Counterpoint: One-time skeptic now a supporter
By Mose Dunkel
As a lifelong resident of the Sandpoint area, I have experience with traffic here. I have an early memory of riding around with my mom on Church Street and realizing we were going the wrong way on a newly appointed one-way street. I also remember hearing my parents and their friends wondering what “they” were thinking when this terrible idea was put together.
I’m not sure of the driving force behind that idea to change so many streets to the one-way plan we had for so long. Maybe it had something to do with Highway 95 and Highway 2 cutting through the heart of Sandpoint or that the possibility of the Byway was so much closer. Now we know the Byway was decades away, and highways only became busier each year. Parking, which has always been a hot topic, has not become any less of a problem, and in all these years Sandpoint has made progressive steps toward a tourism-based economy downtown.
The city has tried to deal with these issues with limited powers amid growth and a change of culture downtown. Then there’s the Byway, which took over 60 years to approve, and I’m not sure it’s done everything we hoped it would. Sandpoint still has a major highway going through it in essentially three directions with Highway 2 coming in from the west side heading north and also connecting to the southbound drivers to the Long Bridge. Sandpoint is only one player in the much larger traffic game, and the Idaho Transportation Department calls the shots on what happens with the major highways going through town.
By gaining downtown traffic authority on First and Cedar, it’s possible to see what the downtown looks like without so much through traffic. Sandpoint has only been able to solve part of the traffic dilemma, but in my opinion this is a major step in the right direction. I believe we will grow with this new design enough to make the other issue of Highway 2 stick out like a sore thumb. Sure, it will take a decade or more to actually figure this out, but things like this take time. Let’s just hope it’s not 60 years.
Over the last four years I’ve been a critic of the new traffic plan. I said things like: “Why fix what isn’t broken?” “Waste of money (I know a local athletic field we could put that into).” “Californians SMH.” “Thanks Obama!” “I’m not into this new world order crap in Sandpoint.” They say you can’t teach an old dog new tricks, and I’m not one to roll over for every new idea. But if I see merit it a plan, I’ll only fight it for so long.

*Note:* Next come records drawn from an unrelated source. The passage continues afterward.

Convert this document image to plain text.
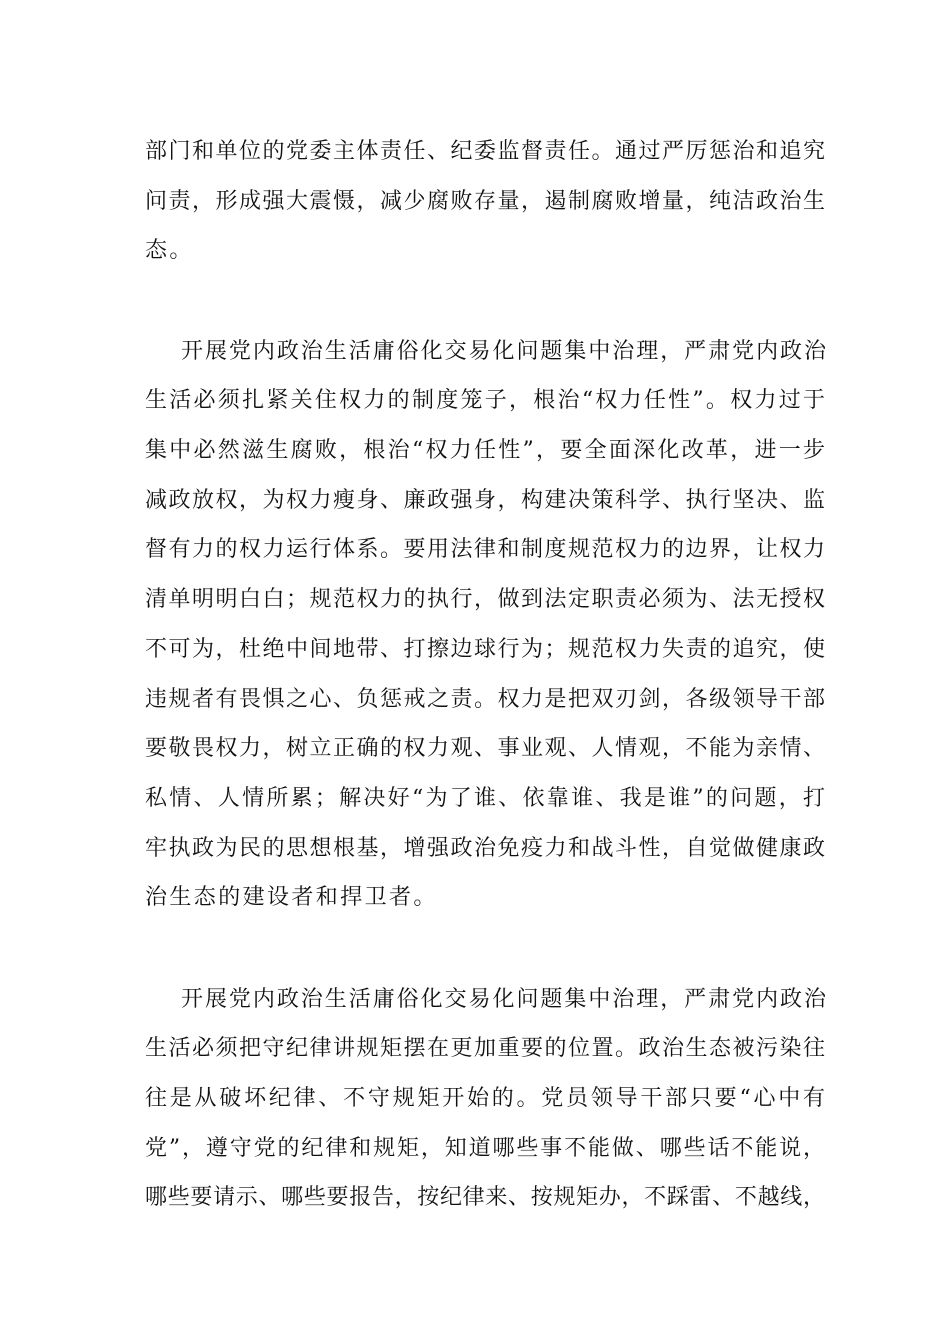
部门和单位的党委主体责任、纪委监督责任。通过严厉惩治和追究
问责，形成强大震慑，减少腐败存量，遏制腐败增量，纯洁政治生
态。
开展党内政治生活庸俗化交易化问题集中治理，严肃党内政治
生活必须扎紧关住权力的制度笼子，根治“权力任性”。权力过于
集中必然滋生腐败，根治“权力任性”，要全面深化改革，进一步
减政放权，为权力瘦身、廉政强身，构建决策科学、执行坚决、监
督有力的权力运行体系。要用法律和制度规范权力的边界，让权力
清单明明白白；规范权力的执行，做到法定职责必须为、法无授权
不可为，杜绝中间地带、打擦边球行为；规范权力失责的追究，使
违规者有畏惧之心、负惩戒之责。权力是把双刃剑，各级领导干部
要敬畏权力，树立正确的权力观、事业观、人情观，不能为亲情、
私情、人情所累；解决好“为了谁、依靠谁、我是谁”的问题，打
牢执政为民的思想根基，增强政治免疫力和战斗性，自觉做健康政
治生态的建设者和捍卫者。
开展党内政治生活庸俗化交易化问题集中治理，严肃党内政治
生活必须把守纪律讲规矩摆在更加重要的位置。政治生态被污染往
往是从破坏纪律、不守规矩开始的。党员领导干部只要“心中有
党”，遵守党的纪律和规矩，知道哪些事不能做、哪些话不能说，
哪些要请示、哪些要报告，按纪律来、按规矩办，不踩雷、不越线，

This is one of those moments for me.
What I find very appealing is going north from Pine to Fifth. I never expected that part of the plan to be so smooth! I’ve taken Boyer to head north and waited in that four-way stop at Cedar trying to get back to Fifth so much that the new route absolutely blows me away. It has cut my travel time down by half at least. Something else I love is that we got rid of three stoplights. Stoplights are the most ridiculous part of traffic control, so losing three lights is a major positive to me. The addition of the light at Church and Fifth puzzles me because I don’t see it as necessary. Likewise, the one block of mystery between Fifth and Fourth on Pine upset me — at least until I really looked into it. To get from the Long Bridge to Dover, you should just take Church! If you decide to take Pine then you receive a small sneaky penalty in that decision. You get to drive three blocks to actually get one block closer to your destination.
It’s not perfect. We have diagonal parking, stop signs that maybe shouldn’t be there, the need to look both ways now (I’ll admit I almost caused an accident last night) and narrow intersections. But the biggest issue I’ve encountered is my own bias against the change. I’ve chosen to find the positives with this tabloid-level drama and do my best to move on from it.
Take a trip through town when it’s not busy and really take it in from both directions. It’s very interesting to see buildings from the opposite side.